Правда, четверть века спустя в солидных изданиях вроде «Философской энциклопедии» или «Краткого психологического словаря» соответствующие статьи все-таки появились. Но… Признайтесь, многое ли вы сможете почерпнуть из такого, скажем, объяснения: «…интенсивное, напряженное и относительно устойчивое чувство субъекта, физиологически обусловленное сексуальными потребностями и выражающееся в социально формируемом стремлении быть своими личностно значимыми чертами с максимальной полнотой представленным в жизнедеятельности другого таким образом, чтобы пробуждать у него потребность в ответном чувстве той же интенсивности, напряженности и устойчивости». Или: «Чувство любви имеет глубокий интимный характер и сопровождается ситуативно возникающими и изменяющимися эмоциями…» на этом фоне даже формулировка, предложенная некогда в «Возвращении» братьями Стругацкими («Любовь есть специфическое свойство высокоорганизованной материи»), представляется не столько шуточной, сколько гениальной: ровным счетом ничего не объясняя, она описывает явление с предельной краткостью и исчерпывающей полнотой.
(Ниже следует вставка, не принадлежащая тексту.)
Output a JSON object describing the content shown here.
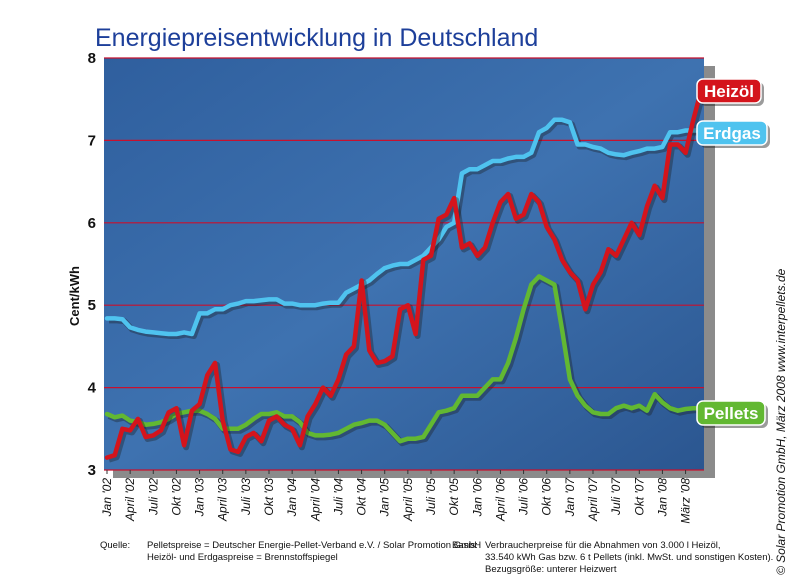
{
  "chart_data": {
    "type": "line",
    "title": "Energiepreisentwicklung in Deutschland",
    "ylabel": "Cent/kWh",
    "ylim": [
      3,
      8
    ],
    "yticks": [
      "3",
      "4",
      "5",
      "6",
      "7",
      "8"
    ],
    "grid": true,
    "legend": "right, at line ends",
    "x_tick_labels": [
      "Jan '02",
      "April '02",
      "Juli '02",
      "Okt '02",
      "Jan '03",
      "April '03",
      "Juli '03",
      "Okt '03",
      "Jan '04",
      "April '04",
      "Juli '04",
      "Okt '04",
      "Jan '05",
      "April '05",
      "Juli '05",
      "Okt '05",
      "Jan '06",
      "April '06",
      "Juli '06",
      "Okt '06",
      "Jan '07",
      "April '07",
      "Juli '07",
      "Okt '07",
      "Jan '08",
      "März '08"
    ],
    "x_start": "2002-01",
    "x_end": "2008-03",
    "x_step": "month",
    "series": [
      {
        "name": "Heizöl",
        "color": "#d4141c",
        "values": [
          3.15,
          3.18,
          3.5,
          3.48,
          3.62,
          3.4,
          3.42,
          3.48,
          3.7,
          3.75,
          3.3,
          3.72,
          3.8,
          4.15,
          4.3,
          3.6,
          3.25,
          3.22,
          3.4,
          3.45,
          3.35,
          3.6,
          3.65,
          3.55,
          3.5,
          3.3,
          3.65,
          3.8,
          4.0,
          3.9,
          4.1,
          4.4,
          4.5,
          5.3,
          4.45,
          4.3,
          4.32,
          4.38,
          4.95,
          5.0,
          4.65,
          5.55,
          5.6,
          6.05,
          6.1,
          6.3,
          5.7,
          5.75,
          5.6,
          5.7,
          6.0,
          6.25,
          6.35,
          6.05,
          6.1,
          6.35,
          6.25,
          5.95,
          5.8,
          5.55,
          5.4,
          5.3,
          4.95,
          5.25,
          5.4,
          5.68,
          5.6,
          5.8,
          6.0,
          5.85,
          6.2,
          6.45,
          6.3,
          6.95,
          6.95,
          6.85,
          7.25,
          7.6
        ]
      },
      {
        "name": "Erdgas",
        "color": "#4fc3ef",
        "values": [
          4.84,
          4.84,
          4.83,
          4.73,
          4.7,
          4.68,
          4.67,
          4.66,
          4.65,
          4.65,
          4.67,
          4.65,
          4.9,
          4.9,
          4.95,
          4.95,
          5.0,
          5.02,
          5.05,
          5.05,
          5.06,
          5.07,
          5.07,
          5.02,
          5.02,
          5.0,
          5.0,
          5.0,
          5.02,
          5.03,
          5.03,
          5.15,
          5.2,
          5.25,
          5.3,
          5.38,
          5.45,
          5.48,
          5.5,
          5.5,
          5.55,
          5.6,
          5.7,
          5.8,
          5.95,
          6.0,
          6.6,
          6.65,
          6.65,
          6.7,
          6.75,
          6.75,
          6.78,
          6.8,
          6.8,
          6.85,
          7.1,
          7.15,
          7.25,
          7.25,
          7.22,
          6.95,
          6.95,
          6.92,
          6.9,
          6.85,
          6.83,
          6.82,
          6.85,
          6.87,
          6.9,
          6.9,
          6.92,
          7.1,
          7.1,
          7.12,
          7.12,
          7.12
        ]
      },
      {
        "name": "Pellets",
        "color": "#62b832",
        "values": [
          3.68,
          3.64,
          3.66,
          3.6,
          3.58,
          3.55,
          3.56,
          3.58,
          3.62,
          3.68,
          3.7,
          3.72,
          3.72,
          3.68,
          3.62,
          3.5,
          3.5,
          3.5,
          3.55,
          3.62,
          3.68,
          3.68,
          3.7,
          3.65,
          3.65,
          3.58,
          3.45,
          3.42,
          3.42,
          3.43,
          3.45,
          3.5,
          3.55,
          3.57,
          3.6,
          3.6,
          3.55,
          3.45,
          3.35,
          3.38,
          3.38,
          3.4,
          3.55,
          3.7,
          3.72,
          3.75,
          3.9,
          3.9,
          3.9,
          4.0,
          4.1,
          4.1,
          4.3,
          4.6,
          4.95,
          5.25,
          5.35,
          5.3,
          5.25,
          4.7,
          4.1,
          3.9,
          3.78,
          3.7,
          3.68,
          3.68,
          3.75,
          3.78,
          3.75,
          3.78,
          3.72,
          3.92,
          3.82,
          3.75,
          3.72,
          3.74,
          3.75,
          3.75
        ]
      }
    ]
  },
  "credit": "© Solar Promotion GmbH, März 2008        www.interpellets.de",
  "footer": {
    "quellen_label": "Quelle:",
    "quellen_line1": "Pelletspreise = Deutscher Energie-Pellet-Verband e.V. / Solar Promotion GmbH",
    "quellen_line2": "Heizöl- und Erdgaspreise = Brennstoffspiegel",
    "basis_label": "Basis:",
    "basis_line1": "Verbraucherpreise für die Abnahmen von 3.000 l Heizöl,",
    "basis_line2": "33.540 kWh Gas bzw. 6 t Pellets (inkl. MwSt. und sonstigen Kosten).",
    "basis_line3": "Bezugsgröße: unterer Heizwert"
  }
}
Впрочем, несостоятельность любых определений и толкований не так уж и удивительна. К примеру: статистика утверждает, что свыше 70 % всей мировой художественной литературы так или иначе посвящено любви. Однако даже эти воистину титанические коллективные многовековые усилия не смогли описать любовь от альфы до омеги и темы отнюдь не исчерпали. Рискну предположить даже, что этого не случится никогда — слишком необъятен, неуловим и непостижим сам объект, в этом смысле сопоставимый со Вселенной или с Богом. Не зря писал немецкий поэт Гельдерлин: «Любовь наш Бог, мир движется любовью…»
И именно по этой причине давайте предельно сузим тему сегодняшнего разговора, ограничив ее лишь самым беглым знакомством всего-навсего с двумя-тремя камнями из фундамента волшебного замка. Правда, камнями краеугольными.
Известно, что само понятие индивидуальной любви исторически очень молодо. Оно явилось в мир (по крайней мере, наш, европейский) достаточно поздно, в начале XIV века — событие это связывают с зарождением гуманизма и даже называют иногда «революцией Петрарки». С этой точки зрения один из подлинных шедевров мировой литературы, Соломонова «Песнь песней», является гимном не любви, а лишь одной из ее составляющих — «страсти нежной». Однако здесь необходимо четко понимать: во времена Петрарки появилось не само чувство, а лишь осознание человеком его самостоятельного существования и значения. Подобным образом семь цветов радуги, с детства знакомое «каждый охотник желает знать, где сидит фазан», были подарены миру хрустальной призмой сэра Исаака Ньютона, пращуры же наши обходились, как правило, лишь тремя- четырьмя цветами. Шесть столетий мы взращиваем культуру любви подобно тому, как голландцы возвели в ранг высокого искусства разведение тюльпанов. Но кто же дерзнет предположить, что до этого времени дикие тюльпаны не произрастали изобильно на азиатских взгорьях? Следовательно, мы имеем полное право считать, что родилась любовь вместе с самим человеком.